Человек, в страстной четверг заснувший от усталости на церковном стуле, может походить на утопленника, особенно при неверном свете красных лампад, бросающем зеленоватые тени. Может походить и на Христа со связанными руками. Этому человеку нет дела до бескровной жертвы in Cena Domini[9]
, которая приносится в храме св.

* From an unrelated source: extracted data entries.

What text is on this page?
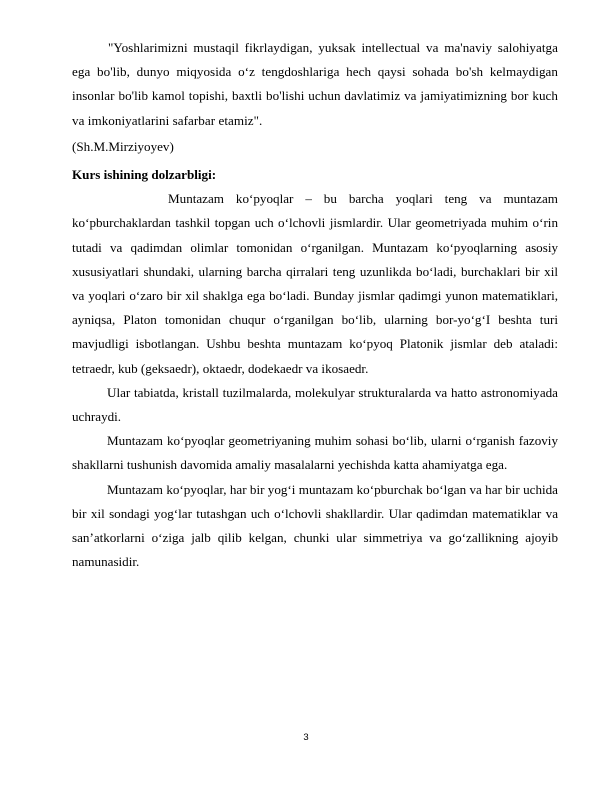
"Yoshlarimizni mustaqil fikrlaydigan, yuksak intellectual va ma'naviy salohiyatga ega bo'lib, dunyo miqyosida o‘z tengdoshlariga hech qaysi sohada bo'sh kelmaydigan insonlar bo'lib kamol topishi, baxtli bo'lishi uchun davlatimiz va jamiyatimizning bor kuch va imkoniyatlarini safarbar etamiz".

(Sh.M.Mirziyoyev)

Kurs ishining dolzarbligi:

Muntazam ko‘pyoqlar – bu barcha yoqlari teng va muntazam ko‘pburchaklardan tashkil topgan uch o‘lchovli jismlardir. Ular geometriyada muhim o‘rin tutadi va qadimdan olimlar tomonidan o‘rganilgan. Muntazam ko‘pyoqlarning asosiy xususiyatlari shundaki, ularning barcha qirralari teng uzunlikda bo‘ladi, burchaklari bir xil va yoqlari o‘zaro bir xil shaklga ega bo‘ladi. Bunday jismlar qadimgi yunon matematiklari, ayniqsa, Platon tomonidan chuqur o‘rganilgan bo‘lib, ularning bor-yo‘g‘I beshta turi mavjudligi isbotlangan. Ushbu beshta muntazam ko‘pyoq Platonik jismlar deb ataladi: tetraedr, kub (geksaedr), oktaedr, dodekaedr va ikosaedr.

Ular tabiatda, kristall tuzilmalarda, molekulyar strukturalarda va hatto astronomiyada uchraydi.

Muntazam ko‘pyoqlar geometriyaning muhim sohasi bo‘lib, ularni o‘rganish fazoviy shakllarni tushunish davomida amaliy masalalarni yechishda katta ahamiyatga ega.

Muntazam koʻpyoqlar, har bir yogʻi muntazam koʻpburchak boʻlgan va har bir uchida bir xil sondagi yogʻlar tutashgan uch oʻlchovli shakllardir. Ular qadimdan matematiklar va sanʼatkorlarni oʻziga jalb qilib kelgan, chunki ular simmetriya va goʻzallikning ajoyib namunasidir.

3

Екатерины господином Детомбом, кюре, вернувшимся из изгнания, после того как Наполеон был провозглашен императором; господин Детомб занят в ризнице, дверь которой возле правого придела приоткрыта, а в это время наверху, на башне, посланец маршала Мортье, герцога Тревизского, объясняет начальнику телеграфа, как надлежит составить телеграмму, дабы герцог Орлеанский, которому ее покажет маршал, поспешил убраться из города… Все, как божеское, так и мирское, одинаково далеко от погруженного в волны сна человека с застывшим лицом, который сидит на соломенном стуле, запрокинув голову, устремив невидящий взор к сводам храма.